Again I really hope Scalia was misquoted here, because this is the sort of originalist argument that gives originalism a bad name. I don’t have problems with making arguments about original understanding. They are as legitimate as any other form of constitutional argument. What I have a problem with is people like Scalia insisting that their views are justified by originalism (and their opponents lack fidelity to the Constitution) when they haven’t a clue about the actual history or are just making the history up. When people like Scalia do this, they are using originalism as a mantra to rationalize their own political values. They are doing exactly what they accuse those who disagree with them of doing.
A commenter on that post who was at the speech confirmed that the quote from Scalia was accurate. Balkin’s second essay on the subject fisks an article by Edward Whelan in the National Review that attempted to defend Brown v. Board of Education from an originalist perspective, despite the fact that there is nothing in the history of the 14th amendment to indicate that those who framed it or ratified it would have accepted such efforts at desegregation under their amendment and a good deal of evidence to the contrary (nor, for that matter, would they have thought that the equal protection clause would strike down laws against interracial marriage, as in the Loving decision). Jon Rowe had a post on this same article as well.

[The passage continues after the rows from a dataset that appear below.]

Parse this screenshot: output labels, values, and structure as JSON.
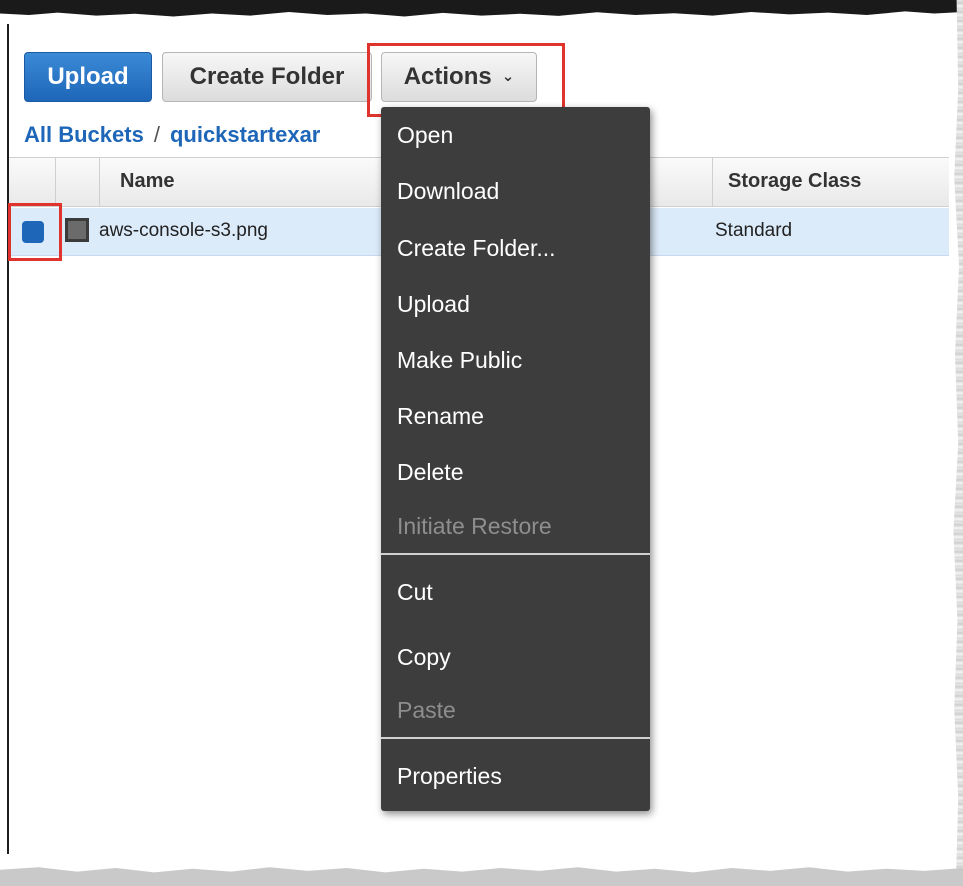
{
  "toolbar": {
    "upload_label": "Upload",
    "create_folder_label": "Create Folder",
    "actions_label": "Actions"
  },
  "breadcrumb": {
    "root": "All Buckets",
    "separator": "/",
    "bucket": "quickstartexar"
  },
  "table": {
    "columns": [
      "Name",
      "Storage Class"
    ],
    "rows": [
      {
        "name": "aws-console-s3.png",
        "storage_class": "Standard",
        "selected": true
      }
    ]
  },
  "actions_menu": {
    "items": [
      {
        "label": "Open",
        "enabled": true
      },
      {
        "label": "Download",
        "enabled": true
      },
      {
        "label": "Create Folder...",
        "enabled": true
      },
      {
        "label": "Upload",
        "enabled": true
      },
      {
        "label": "Make Public",
        "enabled": true
      },
      {
        "label": "Rename",
        "enabled": true
      },
      {
        "label": "Delete",
        "enabled": true
      },
      {
        "label": "Initiate Restore",
        "enabled": false
      },
      {
        "label": "Cut",
        "enabled": true
      },
      {
        "label": "Copy",
        "enabled": true
      },
      {
        "label": "Paste",
        "enabled": false
      },
      {
        "label": "Properties",
        "enabled": true
      }
    ]
  },
  "colors": {
    "primary_button": "#1e66b8",
    "link": "#1e66b8",
    "selected_row": "#dcebfa",
    "menu_background": "#3d3d3d",
    "menu_disabled_text": "#8e8e8e",
    "highlight_box": "#e0332e"
  },
  "icons": {
    "chevron": "chevron-down-icon",
    "file": "file-icon"
  }
}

The problem, as I’ve noted before, is that conservative originalism, by focusing on the state of the law at the time a constitutional provision was passed or ratified, leads logically to some very bad results that conservative originalists do not want to defend as valid. Dred Scott, Brown and Loving are pretty good examples, but there are many more. The same reasoning that they use to attack Griswold and Lawrence could be used to attack any of the other cases listed above and were used in response to those case and to justify many other results that they don’t want to try and defend. So they are forced to make tortured and weak arguments for why a given decision was really okay under their originalist judicial theory despite the fact that their intellectual forebears (and sometimes they themselves) made the same arguments against those rulings that they are making today. Balkin wraps it up very well:
I believe that originalist argument is an important modality of constitutional interpretation. My disagreement with today’s originalists is that it is not the only or even the most important modality. I repeat, the issue is not about whether appeals to original understanding are legitimate or illegitimate. It is about whether originalism is the only touchstone of legitimate constitutional interpretation. I do not think that Brown can be justified solely on originalist grounds. However, that does not undermine the use of original understanding as a method of ascertaining constitutional meaning. What it does undermine is the view that judicial decisions are legitimate only if they can be squared with original understanding, and that decisions that appeal to text, post-enactment history, structure, prudential considerations, precedents (both judicial and non-judicial), traditions, and national ethos are illegitimate if they are unsupported by original understandings. The real debate is over unimodal versus multimodal interpretation. I am a multimodal interpreter, and I regard Brown v. Board of Education (and even more powerfully Bolling v. Sharpe) as strong examples for why a multimodal approach to constitutional interpretation is superior, and, I would say, far more legitimate than a unimodal approach. Indeed, the lesson I draw from Whelan’s bad originalism is that people who claim to be strict originalists are usually multimodal interpreters too; they just don’t recognize it or are not willing to admit it. As a result, they misunderstand or misuse history in order to shoe horn their conclusions into the language of original understanding. Whelan’s essay is a good example of this unfortunate trend.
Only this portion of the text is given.